Unfortunately, the film failed to perform the romance aspect of the rom-com as effectively as the comedy. With Tagg, the film definitely got the point across that he and Natalie are not a match. She’s a vegetarian, his family owns a steakhouse. But I don’t think that I buy the romance between Josh and Natalie, especially Natalie’s epiphany at the end of the film. I do however buy that they have been building a really solid friendship, which honestly is a better predictor of general compatibility in my opinion. In terms of Natalie’s epiphany at the end, something about it strikes me as a bit rushed (and therefore not super believable). I feel like my family would hold more of a grudge, but Natalie is invited to stay for Christmas.The rest of the ending is a bit more ambiguous since nothing else is implied with regards to whether she and Josh will stay together, and if he will move to LA to launch his company.

In terms of character development, Josh and his family are really fleshed out and are really endearing. His father and stepmother are in an interracial second marriage that is super happy, and the family is really supportive especially since we are used to seeing tiger parents pushing their kids towards law and medicine so it’s interesting to see that the dad has an outdoorsy career. As for Natalie,  she works in social media and is a vegetarian, but her favorite Christmas film is Die Hard. This makes her seem like she’s a stereotypical LA big-city girl and a little bit of the “cool girl”. The most improbable part of her storyline is that she flew across the country to surprise a stranger, with whom she has never even video chatted.
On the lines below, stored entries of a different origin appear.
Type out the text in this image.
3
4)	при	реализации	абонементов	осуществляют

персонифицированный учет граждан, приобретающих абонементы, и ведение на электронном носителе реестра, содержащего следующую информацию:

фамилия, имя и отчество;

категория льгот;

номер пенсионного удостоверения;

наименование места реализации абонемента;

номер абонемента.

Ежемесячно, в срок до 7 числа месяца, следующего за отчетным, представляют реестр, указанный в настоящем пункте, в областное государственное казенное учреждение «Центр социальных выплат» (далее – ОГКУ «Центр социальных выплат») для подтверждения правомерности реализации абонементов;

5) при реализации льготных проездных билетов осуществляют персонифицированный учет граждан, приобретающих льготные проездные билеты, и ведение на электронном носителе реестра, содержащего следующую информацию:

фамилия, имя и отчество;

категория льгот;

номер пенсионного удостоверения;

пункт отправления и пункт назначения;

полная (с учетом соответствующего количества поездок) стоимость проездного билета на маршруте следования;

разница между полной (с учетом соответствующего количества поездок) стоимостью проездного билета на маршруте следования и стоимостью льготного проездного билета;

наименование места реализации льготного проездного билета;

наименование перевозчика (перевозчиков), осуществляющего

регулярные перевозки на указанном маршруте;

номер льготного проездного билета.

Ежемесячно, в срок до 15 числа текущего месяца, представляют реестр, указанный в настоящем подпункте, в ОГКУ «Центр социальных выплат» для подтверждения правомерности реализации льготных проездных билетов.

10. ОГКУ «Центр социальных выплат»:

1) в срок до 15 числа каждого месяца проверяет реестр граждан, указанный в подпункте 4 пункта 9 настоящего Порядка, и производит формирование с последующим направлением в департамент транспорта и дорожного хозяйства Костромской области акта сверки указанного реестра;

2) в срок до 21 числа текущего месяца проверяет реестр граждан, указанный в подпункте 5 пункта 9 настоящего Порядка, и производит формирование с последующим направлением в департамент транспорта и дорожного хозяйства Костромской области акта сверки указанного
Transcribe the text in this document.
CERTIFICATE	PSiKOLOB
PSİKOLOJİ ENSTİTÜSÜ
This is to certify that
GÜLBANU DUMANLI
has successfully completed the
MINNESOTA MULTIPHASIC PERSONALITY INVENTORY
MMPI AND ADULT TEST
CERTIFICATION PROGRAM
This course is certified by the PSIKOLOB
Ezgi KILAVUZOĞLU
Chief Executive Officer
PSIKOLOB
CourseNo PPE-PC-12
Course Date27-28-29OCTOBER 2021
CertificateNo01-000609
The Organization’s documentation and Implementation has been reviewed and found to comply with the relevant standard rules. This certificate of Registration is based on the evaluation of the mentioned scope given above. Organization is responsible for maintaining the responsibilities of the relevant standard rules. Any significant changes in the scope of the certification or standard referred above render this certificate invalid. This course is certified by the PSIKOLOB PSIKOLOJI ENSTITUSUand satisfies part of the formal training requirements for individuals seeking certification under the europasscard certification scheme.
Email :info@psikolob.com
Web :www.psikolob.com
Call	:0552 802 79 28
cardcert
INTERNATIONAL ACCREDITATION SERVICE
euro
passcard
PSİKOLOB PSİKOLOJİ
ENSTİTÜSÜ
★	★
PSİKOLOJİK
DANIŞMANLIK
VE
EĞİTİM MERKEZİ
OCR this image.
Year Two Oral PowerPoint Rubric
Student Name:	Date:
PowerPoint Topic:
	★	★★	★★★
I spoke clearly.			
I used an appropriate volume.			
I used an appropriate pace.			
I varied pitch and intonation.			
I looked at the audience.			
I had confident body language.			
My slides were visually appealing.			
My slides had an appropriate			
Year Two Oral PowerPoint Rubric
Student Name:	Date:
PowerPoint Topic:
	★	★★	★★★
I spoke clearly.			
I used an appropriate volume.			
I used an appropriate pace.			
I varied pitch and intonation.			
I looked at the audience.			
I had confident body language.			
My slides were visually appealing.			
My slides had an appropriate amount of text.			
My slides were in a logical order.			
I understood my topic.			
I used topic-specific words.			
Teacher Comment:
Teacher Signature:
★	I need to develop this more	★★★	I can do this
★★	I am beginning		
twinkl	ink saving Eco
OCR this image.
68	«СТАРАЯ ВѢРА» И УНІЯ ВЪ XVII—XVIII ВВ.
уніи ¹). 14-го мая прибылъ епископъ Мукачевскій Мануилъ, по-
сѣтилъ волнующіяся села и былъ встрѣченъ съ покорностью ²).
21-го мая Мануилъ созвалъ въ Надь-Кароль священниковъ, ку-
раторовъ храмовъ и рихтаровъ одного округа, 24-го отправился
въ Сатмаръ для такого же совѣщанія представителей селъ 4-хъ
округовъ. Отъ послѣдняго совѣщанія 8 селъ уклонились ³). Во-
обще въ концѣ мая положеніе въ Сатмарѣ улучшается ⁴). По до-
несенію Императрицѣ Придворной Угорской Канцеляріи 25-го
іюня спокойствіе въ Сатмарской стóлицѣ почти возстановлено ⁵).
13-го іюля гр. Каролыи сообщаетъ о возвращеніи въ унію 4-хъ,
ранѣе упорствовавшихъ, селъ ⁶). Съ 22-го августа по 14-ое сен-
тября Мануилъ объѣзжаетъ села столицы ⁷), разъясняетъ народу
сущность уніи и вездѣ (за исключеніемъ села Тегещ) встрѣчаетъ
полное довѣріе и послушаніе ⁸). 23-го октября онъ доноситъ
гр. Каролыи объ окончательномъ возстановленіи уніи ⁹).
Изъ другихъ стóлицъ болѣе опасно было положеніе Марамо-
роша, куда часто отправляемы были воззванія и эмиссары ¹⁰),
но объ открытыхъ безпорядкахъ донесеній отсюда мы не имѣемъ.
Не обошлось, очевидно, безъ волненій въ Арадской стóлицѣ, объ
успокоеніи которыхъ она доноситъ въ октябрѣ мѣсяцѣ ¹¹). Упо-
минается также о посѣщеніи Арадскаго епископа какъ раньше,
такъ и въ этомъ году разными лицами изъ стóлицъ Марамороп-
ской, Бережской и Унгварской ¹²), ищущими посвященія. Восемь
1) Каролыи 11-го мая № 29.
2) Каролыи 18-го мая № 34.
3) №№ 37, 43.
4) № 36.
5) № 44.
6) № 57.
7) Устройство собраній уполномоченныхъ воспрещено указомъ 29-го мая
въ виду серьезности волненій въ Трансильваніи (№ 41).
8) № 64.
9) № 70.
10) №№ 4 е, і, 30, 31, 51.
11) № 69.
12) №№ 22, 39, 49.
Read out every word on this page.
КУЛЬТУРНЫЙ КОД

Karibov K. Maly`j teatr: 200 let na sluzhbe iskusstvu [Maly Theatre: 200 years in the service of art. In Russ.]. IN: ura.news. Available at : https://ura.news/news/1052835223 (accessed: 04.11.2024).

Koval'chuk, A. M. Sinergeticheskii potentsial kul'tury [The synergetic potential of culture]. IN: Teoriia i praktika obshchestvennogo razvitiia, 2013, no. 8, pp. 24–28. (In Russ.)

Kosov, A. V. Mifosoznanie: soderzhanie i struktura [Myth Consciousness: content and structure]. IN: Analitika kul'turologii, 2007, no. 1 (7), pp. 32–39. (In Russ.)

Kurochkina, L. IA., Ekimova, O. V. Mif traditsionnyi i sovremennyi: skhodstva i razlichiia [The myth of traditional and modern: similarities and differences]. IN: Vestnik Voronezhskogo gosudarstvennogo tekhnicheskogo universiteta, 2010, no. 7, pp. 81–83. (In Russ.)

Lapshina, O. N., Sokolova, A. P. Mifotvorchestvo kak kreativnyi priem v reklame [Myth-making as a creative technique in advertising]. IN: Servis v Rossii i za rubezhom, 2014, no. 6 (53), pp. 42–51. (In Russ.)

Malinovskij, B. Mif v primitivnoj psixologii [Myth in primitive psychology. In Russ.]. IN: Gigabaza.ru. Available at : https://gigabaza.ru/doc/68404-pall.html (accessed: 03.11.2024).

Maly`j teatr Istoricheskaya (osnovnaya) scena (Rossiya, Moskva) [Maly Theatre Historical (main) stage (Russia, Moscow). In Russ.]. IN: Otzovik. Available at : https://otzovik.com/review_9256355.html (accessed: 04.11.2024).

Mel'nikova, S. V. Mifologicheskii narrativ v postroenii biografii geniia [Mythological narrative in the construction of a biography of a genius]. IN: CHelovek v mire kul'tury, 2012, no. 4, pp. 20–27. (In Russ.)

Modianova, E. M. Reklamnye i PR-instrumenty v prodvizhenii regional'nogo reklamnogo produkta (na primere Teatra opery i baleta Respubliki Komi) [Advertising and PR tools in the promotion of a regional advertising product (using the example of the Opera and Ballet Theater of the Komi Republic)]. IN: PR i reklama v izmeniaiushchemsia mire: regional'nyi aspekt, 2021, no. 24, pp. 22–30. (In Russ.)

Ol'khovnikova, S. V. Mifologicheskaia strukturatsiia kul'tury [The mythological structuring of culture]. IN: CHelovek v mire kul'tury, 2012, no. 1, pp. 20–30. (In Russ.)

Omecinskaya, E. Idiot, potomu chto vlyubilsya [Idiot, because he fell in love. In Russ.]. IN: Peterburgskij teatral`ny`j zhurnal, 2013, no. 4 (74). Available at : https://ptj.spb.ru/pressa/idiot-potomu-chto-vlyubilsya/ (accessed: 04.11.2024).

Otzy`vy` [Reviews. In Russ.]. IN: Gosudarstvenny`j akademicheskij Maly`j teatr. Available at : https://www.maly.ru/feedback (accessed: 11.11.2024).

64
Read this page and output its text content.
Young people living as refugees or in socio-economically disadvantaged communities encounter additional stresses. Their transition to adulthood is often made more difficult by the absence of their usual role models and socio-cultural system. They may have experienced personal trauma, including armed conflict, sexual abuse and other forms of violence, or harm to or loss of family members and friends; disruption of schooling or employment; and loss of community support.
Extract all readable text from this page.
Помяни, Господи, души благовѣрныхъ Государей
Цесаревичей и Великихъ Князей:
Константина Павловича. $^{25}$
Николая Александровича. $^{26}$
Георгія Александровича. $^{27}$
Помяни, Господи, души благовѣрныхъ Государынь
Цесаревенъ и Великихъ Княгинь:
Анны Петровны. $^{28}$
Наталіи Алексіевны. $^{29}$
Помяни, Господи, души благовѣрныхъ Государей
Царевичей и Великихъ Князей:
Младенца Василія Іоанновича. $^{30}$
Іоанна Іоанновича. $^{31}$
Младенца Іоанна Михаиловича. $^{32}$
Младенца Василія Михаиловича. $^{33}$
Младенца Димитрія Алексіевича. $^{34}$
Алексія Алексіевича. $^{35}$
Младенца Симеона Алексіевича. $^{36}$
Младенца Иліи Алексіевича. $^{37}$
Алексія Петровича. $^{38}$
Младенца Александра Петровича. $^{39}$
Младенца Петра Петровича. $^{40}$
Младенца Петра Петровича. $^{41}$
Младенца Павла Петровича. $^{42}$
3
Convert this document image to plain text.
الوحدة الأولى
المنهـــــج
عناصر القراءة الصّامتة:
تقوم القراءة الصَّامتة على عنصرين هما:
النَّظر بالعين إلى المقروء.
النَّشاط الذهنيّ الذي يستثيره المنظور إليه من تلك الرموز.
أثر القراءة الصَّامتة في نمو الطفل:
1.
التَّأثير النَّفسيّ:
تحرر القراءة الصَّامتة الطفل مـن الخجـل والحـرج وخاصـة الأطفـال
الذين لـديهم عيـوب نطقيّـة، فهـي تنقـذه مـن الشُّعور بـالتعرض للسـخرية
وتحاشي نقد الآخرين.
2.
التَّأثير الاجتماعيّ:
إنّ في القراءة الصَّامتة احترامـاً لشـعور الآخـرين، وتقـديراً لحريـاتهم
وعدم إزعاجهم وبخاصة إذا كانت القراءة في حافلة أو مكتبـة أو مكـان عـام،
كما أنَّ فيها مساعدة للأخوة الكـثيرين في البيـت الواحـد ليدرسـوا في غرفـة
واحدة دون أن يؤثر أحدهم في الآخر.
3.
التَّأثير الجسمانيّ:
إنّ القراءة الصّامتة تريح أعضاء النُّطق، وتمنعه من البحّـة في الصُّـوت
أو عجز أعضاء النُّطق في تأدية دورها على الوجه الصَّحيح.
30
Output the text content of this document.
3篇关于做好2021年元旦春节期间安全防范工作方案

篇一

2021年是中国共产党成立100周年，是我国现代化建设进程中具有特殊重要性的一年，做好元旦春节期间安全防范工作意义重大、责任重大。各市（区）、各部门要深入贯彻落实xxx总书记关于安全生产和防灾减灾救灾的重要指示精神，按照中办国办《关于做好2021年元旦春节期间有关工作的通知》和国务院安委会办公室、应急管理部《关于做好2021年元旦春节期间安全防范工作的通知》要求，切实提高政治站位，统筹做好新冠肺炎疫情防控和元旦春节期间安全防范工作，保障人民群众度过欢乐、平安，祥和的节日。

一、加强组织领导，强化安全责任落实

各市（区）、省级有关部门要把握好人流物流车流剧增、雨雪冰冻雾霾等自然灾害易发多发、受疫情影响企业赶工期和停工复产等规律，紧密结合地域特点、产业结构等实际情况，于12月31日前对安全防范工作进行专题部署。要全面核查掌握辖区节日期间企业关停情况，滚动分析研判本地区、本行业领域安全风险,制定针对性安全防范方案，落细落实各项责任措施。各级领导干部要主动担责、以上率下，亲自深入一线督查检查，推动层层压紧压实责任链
Even by holiday rom-com standards, that behavior is kind of unhinged.  

Despite its shortcomings, I did find this film to be a very cute and generally light-hearted watch. I like that an Asian American family is just portrayed as normal. For many minority groups, there is lots of representation of trauma, but not of joy and acceptance. This is, however, a somewhat divisive issue amongst audiences. My partner and I (both Asian American) generally liked that they didn’t harp on tropes and stereotypes of the Asian American identity. But in reflecting on the movie for this piece, I think that probably is because the writers were not Asian American (and some of the jokes hit weirdly because of that, like references to geishas). Others think that race should have been handled differently and with more care. But holiday romances have long been the butt of jokes for low production value and cheesy plots, which make them borderline intolerable. When considering that metric, this film has knocked it out of the park. So while it lacks the magical quality of other holiday films that I watch year after year, for me this was a mostly pleasant and cute film that tried to update a somewhat tired formula.